What the reader gets instead, in the interstices of Dee’s increasingly busy plot, are a series of brief but gorgeously rendered snapshots of daily life in New York in the early 2010s. Sara, Helen’s Chinese-born daughter, at sea in the roiling waters of a Manhattan middle school, hooks up with a wealthy, troubled black kid whose identity issues mirror her own. This subplot bears only the most tangential relation to the central one, but these scenes of two misbegotten kids in the process of inventing workable identities for themselves are in their quiet way some of the strongest in the book.
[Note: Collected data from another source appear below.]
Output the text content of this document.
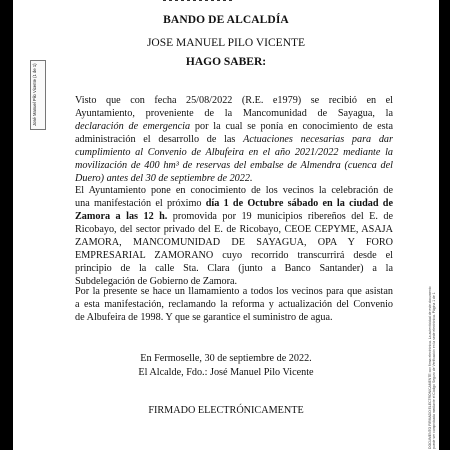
BANDO DE ALCALDÍA
JOSE MANUEL PILO VICENTE
HAGO SABER:
Visto que con fecha 25/08/2022 (R.E. e1979) se recibió en el
Ayuntamiento, proveniente de la Mancomunidad de Sayagua, la
declaración de emergencia por la cual se ponía en conocimiento de esta
administración el desarrollo de las Actuaciones necesarias para dar
cumplimiento al Convenio de Albufeira en el año 2021/2022 mediante la
movilización de 400 hm³ de reservas del embalse de Almendra (cuenca del
Duero) antes del 30 de septiembre de 2022.
El Ayuntamiento pone en conocimiento de los vecinos la celebración de
una manifestación el próximo día 1 de Octubre sábado en la ciudad de
Zamora a las 12 h. promovida por 19 municipios ribereños del E. de
Ricobayo, del sector privado del E. de Ricobayo, CEOE CEPYME, ASAJA
ZAMORA, MANCOMUNIDAD DE SAYAGUA, OPA Y FORO
EMPRESARIAL ZAMORANO cuyo recorrido transcurrirá desde el
principio de la calle Sta. Clara (junto a Banco Santander) a la
Subdelegación de Gobierno de Zamora.
Por la presente se hace un llamamiento a todos los vecinos para que asistan
a esta manifestación, reclamando la reforma y actualización del Convenio
de Albufeira de 1998. Y que se garantice el suministro de agua.
En Fermoselle, 30 de septiembre de 2022.
El Alcalde, Fdo.: José Manuel Pilo Vicente
FIRMADO ELECTRÓNICAMENTE
José Manuel Pilo Vicente (1 de 1)
DOCUMENTO FIRMADO ELECTRÓNICAMENTE con firma electrónica. La autenticidad de este documento puede ser comprobada mediante el Código Seguro de Verificación en la sede electrónica. Página 1 de 1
This question of identity – who are we without our stories of ourselves? – seems to be the true theme of not just A Thousand Pardons, but The Privileges as well. In that book, Adam Morey is not at all who he purports to be, but his success in life is not so much that he gets away with a great crime, but that he and his adoring wife manage to convince themselves that the outer lie is the truth. It’s not that they pretend to themselves that Adam has never stolen, but that by their twisted logic, so attuned to the pervasive morality of New York in the 2000s, a great crime if committed for the right reasons is itself virtuous.
In A Thousand Pardons, Dee has tried again to ride the zeitgeist, but unlike in The Privileges where character and theme worked hand-in-glove, Helen Armstead is too human to fit neatly into the plot he seems to have envisioned for her. The book is by no means a failure. While A Thousand Pardons tripped this reader’s bullshit detector more than once, it is also propulsively readable for long stretches at a time. But readers will have to wait for the book that does for New York in the 2010s that The Privileges did for the city in the 2000s.